Findings of protective effect were stronger in men
FRIDAY, April 17, 2020 (HealthDay News) — Consuming foods high in vitamin D may have heart-protective effects, according to a Greek study published online April 7 in the Journal of Human Nutrition and Dietetics.
Matina Kouvari, form Harokopio University in Athens, Greece, and colleagues evaluated the association between dietary vitamin D intake and 10-year first fatal/nonfatal cardiovascular disease (CVD), conventional CVD risk factors, and surrogate markers related to inflammation, coagulation, insulin resistance, and liver and renal function. The analysis included 1,514 men and 1,528 women who participated in the ATTICA study (2001 to 2012). Follow-up was achieved in 2,020 participants (317 cases).
The researchers found that for men, CVD events were 24 percent for the first vitamin D tertile, 17 percent for the second, and 12 percent for the third; for women, the corresponding values were 14, 10, and 11 percent. There was an inverse association seen between vitamin D and CVD in the total sample (hazard ratio, 0.76) and in men (hazard ratio, 0.66). However, the association was no longer significant after adjusting for inflammation/coagulation markers. No significant associations were seen in women.

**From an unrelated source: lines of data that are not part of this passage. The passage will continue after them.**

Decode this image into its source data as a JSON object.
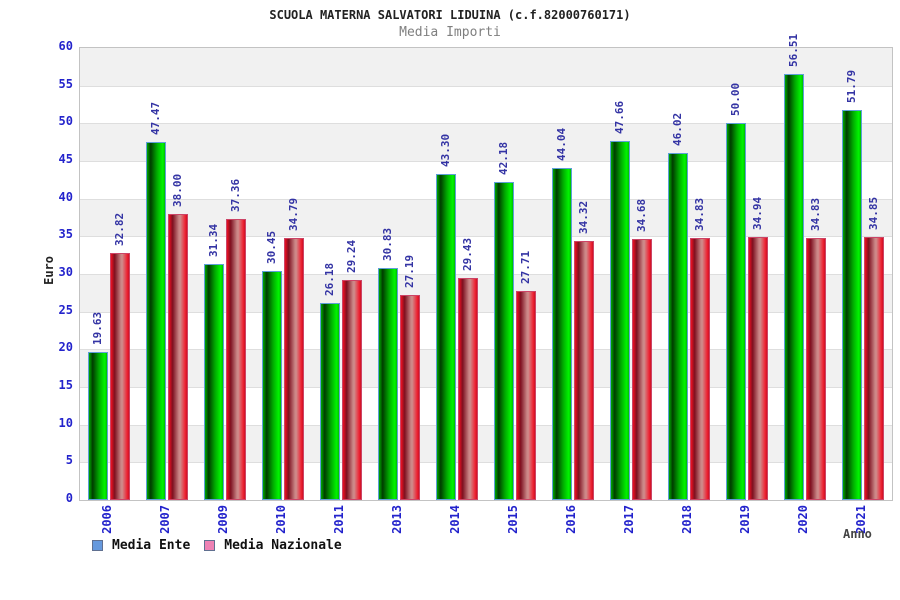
{
  "header": {
    "title": "SCUOLA MATERNA SALVATORI LIDUINA (c.f.82000760171)",
    "subtitle": "Media Importi"
  },
  "axes": {
    "y_label": "Euro",
    "x_label": "Anno",
    "y_ticks": [
      0,
      5,
      10,
      15,
      20,
      25,
      30,
      35,
      40,
      45,
      50,
      55,
      60
    ]
  },
  "legend": {
    "items": [
      {
        "label": "Media Ente",
        "swatch_color": "#6699dd"
      },
      {
        "label": "Media Nazionale",
        "swatch_color": "#ee82b4"
      }
    ]
  },
  "colors": {
    "bar_ente_main": "#00cc00",
    "bar_ente_border": "#5f9fd8",
    "bar_nazionale_main": "#dd2233",
    "bar_nazionale_border": "#cc4466",
    "value_label": "#3434a4",
    "tick_label": "#2323cc",
    "band_gray": "#f1f1f1",
    "band_white": "#ffffff"
  },
  "chart_data": {
    "type": "bar",
    "title": "Media Importi",
    "xlabel": "Anno",
    "ylabel": "Euro",
    "ylim": [
      0,
      60
    ],
    "y_step": 5,
    "grid": "horizontal-bands",
    "legend_position": "bottom-left",
    "categories": [
      "2006",
      "2007",
      "2009",
      "2010",
      "2011",
      "2013",
      "2014",
      "2015",
      "2016",
      "2017",
      "2018",
      "2019",
      "2020",
      "2021"
    ],
    "series": [
      {
        "name": "Media Ente",
        "values": [
          19.63,
          47.47,
          31.34,
          30.45,
          26.18,
          30.83,
          43.3,
          42.18,
          44.04,
          47.66,
          46.02,
          50.0,
          56.51,
          51.79
        ]
      },
      {
        "name": "Media Nazionale",
        "values": [
          32.82,
          38.0,
          37.36,
          34.79,
          29.24,
          27.19,
          29.43,
          27.71,
          34.32,
          34.68,
          34.83,
          34.94,
          34.83,
          34.85
        ]
      }
    ],
    "value_labels": {
      "Media Ente": [
        "19.63",
        "47.47",
        "31.34",
        "30.45",
        "26.18",
        "30.83",
        "43.30",
        "42.18",
        "44.04",
        "47.66",
        "46.02",
        "50.00",
        "56.51",
        "51.79"
      ],
      "Media Nazionale": [
        "32.82",
        "38.00",
        "37.36",
        "34.79",
        "29.24",
        "27.19",
        "29.43",
        "27.71",
        "34.32",
        "34.68",
        "34.83",
        "34.94",
        "34.83",
        "34.85"
      ]
    }
  }
}
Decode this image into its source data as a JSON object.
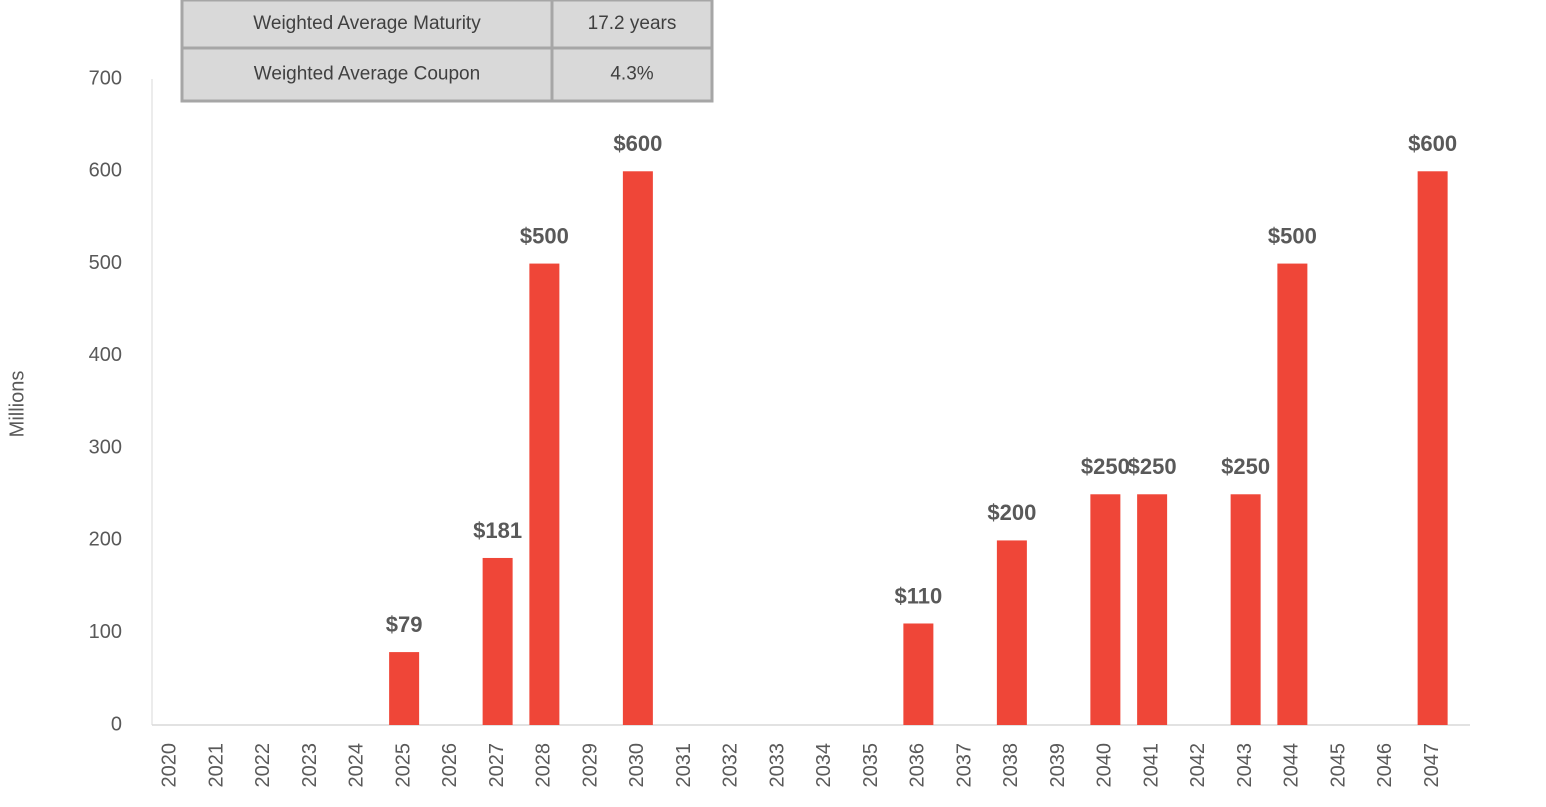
{
  "chart_data": {
    "type": "bar",
    "y_label": "Millions",
    "categories": [
      "2020",
      "2021",
      "2022",
      "2023",
      "2024",
      "2025",
      "2026",
      "2027",
      "2028",
      "2029",
      "2030",
      "2031",
      "2032",
      "2033",
      "2034",
      "2035",
      "2036",
      "2037",
      "2038",
      "2039",
      "2040",
      "2041",
      "2042",
      "2043",
      "2044",
      "2045",
      "2046",
      "2047"
    ],
    "values": [
      null,
      null,
      null,
      null,
      null,
      79,
      null,
      181,
      500,
      null,
      600,
      null,
      null,
      null,
      null,
      null,
      110,
      null,
      200,
      null,
      250,
      250,
      null,
      250,
      500,
      null,
      null,
      600
    ],
    "value_labels": [
      null,
      null,
      null,
      null,
      null,
      "$79",
      null,
      "$181",
      "$500",
      null,
      "$600",
      null,
      null,
      null,
      null,
      null,
      "$110",
      null,
      "$200",
      null,
      "$250",
      "$250",
      null,
      "$250",
      "$500",
      null,
      null,
      "$600"
    ],
    "color": "#ef4638",
    "ylim": [
      0,
      700
    ],
    "yticks": [
      0,
      100,
      200,
      300,
      400,
      500,
      600,
      700
    ],
    "grid": false,
    "table": {
      "rows": [
        [
          "Weighted Average Maturity",
          "17.2 years"
        ],
        [
          "Weighted Average Coupon",
          "4.3%"
        ]
      ]
    }
  }
}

There was an inverse association between vitamin D with hypertension in men (hazard ratio, 0.62) and transition to metabolically unhealthy status in women (hazard ratio, 0.69). For both sexes, there were significant inverse associations for C-reactive protein, interleukin-6, and fibrinogen.
“Contradicting the neutral/modest associations in vitamin D supplementation trials, increased food-generated vitamin D may protect against hard and intermediate CVD endpoints, implying different paths between sexes,” the authors write.